• Oversee the daily floor operations to ensure service is done proficiently per L’Atelier steps of service and standards.
• Ensure that staffing attendance is matching the operations needs and that any changes in scheduling have been reviewed and approved by management team.
• Ensure that all Front of House employees are trained to meet the standards of service.
• Interact with guest frequently to ensure satisfaction of their dining experience, and to build relationships to develop return clientele.
• Fill in where needed to ensure guest service standards and efficient operations including, but not limited to, order taking, wine service, and general duties.
• Comprehensive knowledge of all menu items.
• Comprehensive knowledge of grape varietals, wine styles, spirits, and cocktails.
• Resolve guest complaints and report to General Manager and Executive Chef. Log all guest data appropriately.
• Assist with inventory control and labor management to operate the restaurant efficiently and cost effectively.
• Maintain reservation system, updating guest notes and feedback where necessary.
• Communicate daily with the Maître D and host team, providing current information on large and private parties, expected VIP’s and special requests.
• Communicate daily with the culinary team, providing current information on large parties or expected VIP’s.
• Responsible for the duties of opening and closing shifts where applicable.
• Prepare and deliver daily pre-service meeting.
• Reconcile all employee time clock inputs to scheduled labor at end of each business day. Follow procedure to make proper adjustment in the Point of Sale system if necessary.
• Minimum two years’ hospitality management experience preferred. Previous fine dining hospitality experience preferred
• Must be able to speak, read, write in clear English.
• Experience in service training, staff scheduling, and leadership best practices.
• Demonstrated knowledge and experience with managing inventory and cost control is preferred
• Knowledge of basic accounting principles and practices is preferred
• Must be able to use relevant computer applications (Microsoft Word, Excel, Outlook; restaurant specific software including point-of-sale registers and business metric applications)
• Can reach, bend, stoop and frequently lift items up to 30 pounds.
• Can work in a standing position for long periods of time (up to 10 hours).
Medical, Dental & Vision Benefits, Paid Time Off, Group Restaurant Discounts, Commuter Benefits
Other jobs you might be interested in
Part of INVEST HOSPITALITY
CHEF JOËL ROBUCHON
Legendary French Chef Joël Robuchon holds 32 Michelin stars—more than any chef in the world—and operates fine dining restaurants across the globe. He has been awarded the Meilleur Ouvrier de France (France's Best Craftsman) in cuisine; was titled "Chef of the Century" by the guide Gault Millau; and has mentored a generation of renowned chefs including Eric Ripert and Gordon Ramsay.

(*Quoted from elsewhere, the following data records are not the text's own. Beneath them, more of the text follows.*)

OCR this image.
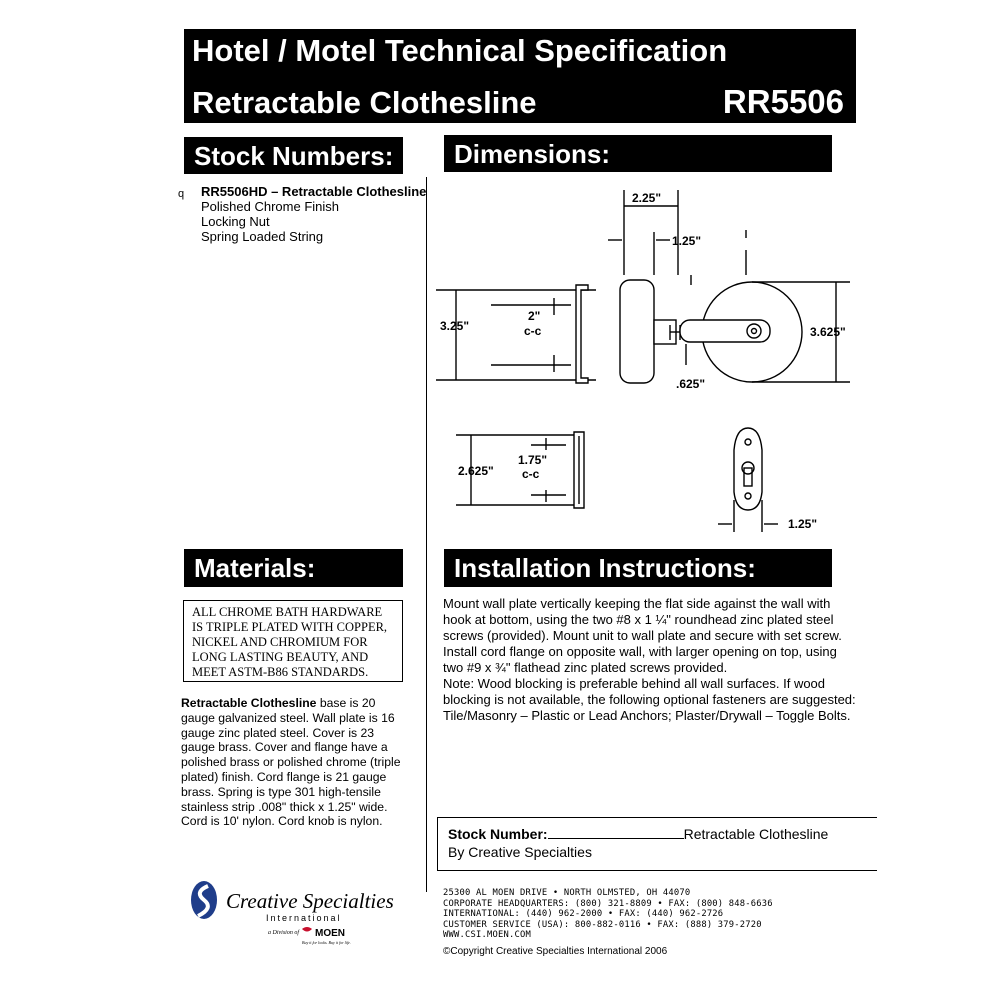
Hotel / Motel Technical Specification
Retractable Clothesline	RR5506
Stock Numbers:	Dimensions:
Materials:	Installation Instructions:
q RR5506HD – Retractable Clothesline
Polished Chrome Finish
Locking Nut
Spring Loaded String
2.25"
1.25"
3.25"
2"
c-c	3.625"
.625"
2.625"
1.75"
c-c
1.25"
ALL CHROME BATH HARDWARE IS TRIPLE PLATED WITH COPPER, NICKEL AND CHROMIUM FOR LONG LASTING BEAUTY, AND MEET ASTM-B86 STANDARDS.
Retractable Clothesline base is 20 gauge galvanized steel. Wall plate is 16 gauge zinc plated steel. Cover is 23 gauge brass. Cover and flange have a polished brass or polished chrome (triple plated) finish. Cord flange is 21 gauge brass. Spring is type 301 high-tensile stainless strip .008" thick x 1.25" wide. Cord is 10' nylon. Cord knob is nylon.
Mount wall plate vertically keeping the flat side against the wall with hook at bottom, using the two #8 x 1 ¼" roundhead zinc plated steel screws (provided). Mount unit to wall plate and secure with set screw. Install cord flange on opposite wall, with larger opening on top, using two #9 x ¾" flathead zinc plated screws provided.
Note: Wood blocking is preferable behind all wall surfaces. If wood blocking is not available, the following optional fasteners are suggested: Tile/Masonry – Plastic or Lead Anchors; Plaster/Drywall – Toggle Bolts.
Stock Number:	Retractable Clothesline
By Creative Specialties
Creative Specialties
International
a Division of MOEN
Buy it for looks. Buy it for life.
25300 AL MOEN DRIVE • NORTH OLMSTED, OH 44070
CORPORATE HEADQUARTERS: (800) 321-8809 • FAX: (800) 848-6636
INTERNATIONAL: (440) 962-2000 • FAX: (440) 962-2726
CUSTOMER SERVICE (USA): 800-882-0116 • FAX: (888) 379-2720
WWW.CSI.MOEN.COM
©Copyright Creative Specialties International 2006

ABOUT L’ATELIER DE JOËL ROBUCHON NEW YORK
L’ATELIER de Joël Robuchon New York is the latest incarnation of legendary Chef Joël Robuchon’s groundbreaking concept, which first opened in Paris’ Saint-Germain neighborhood in 2003, followed by Tokyo the same year. Currently with 12 distinct locations around the world, each restaurant feels of-its-place, staying true to the original Parisian roots, while drawing inspiration from the surrounding city and neighborhood. L’ATELIER’s name refers to a craftsman’s workshop, emphasizing Chef Joël Robuchon’s hallmark of elevating the simplest of dishes into something extraordinary using pristine ingredients, immaculate technique, and abundant creativity. The restaurant’s signature counter seating faces directly into the open kitchen, allowing for a dynamic interaction between chef and diner, and view into the creative process.
ABOUT LE GRILL
LE GRILL de Joël Robuchon is an elegant yet approachable restaurant located in the front of L’ATELIER. The space includes an expansive bar, which serves as the focal point of the room, as well as table seating for 56. Guests can walk-in and enjoy a cocktail, or stay for a full meal from LE GRILL’s à la carte dinner menu, which is unique and independent of the menu at L’ATELIER de Joël Robuchon. LE GRILL utilizes the same exceptional quality of ingredients as L’ATELIER, offered in simpler preparations of sharing plates, salads, and composed dishes.
Executive Chef Christophe Bellanca, a longtime veteran of L’ATELIER de Joël Robuchon, oversees the all-star kitchen team, including Executive Pastry Chef Salvatore Martone, who has worked with Chef Joël Robuchon since 2005, and most recently served as the Pastry Chef at L’ATELIER de Joël Robuchon in Las Vegas; and, Head Baker Tetsuya Yamaguchi, who has worked with Chef Joël Robuchon for 20 years at his restaurants around the world. Together, they work to uphold the high standards that have earned a total of 32 Michelin stars worldwide, and execute the vision of Chef Joël Robuchon.
INVEST HOSPITALITY is a responsible boutique investment firm specializing in the acquisition, growth and development of hospitality brands and assets.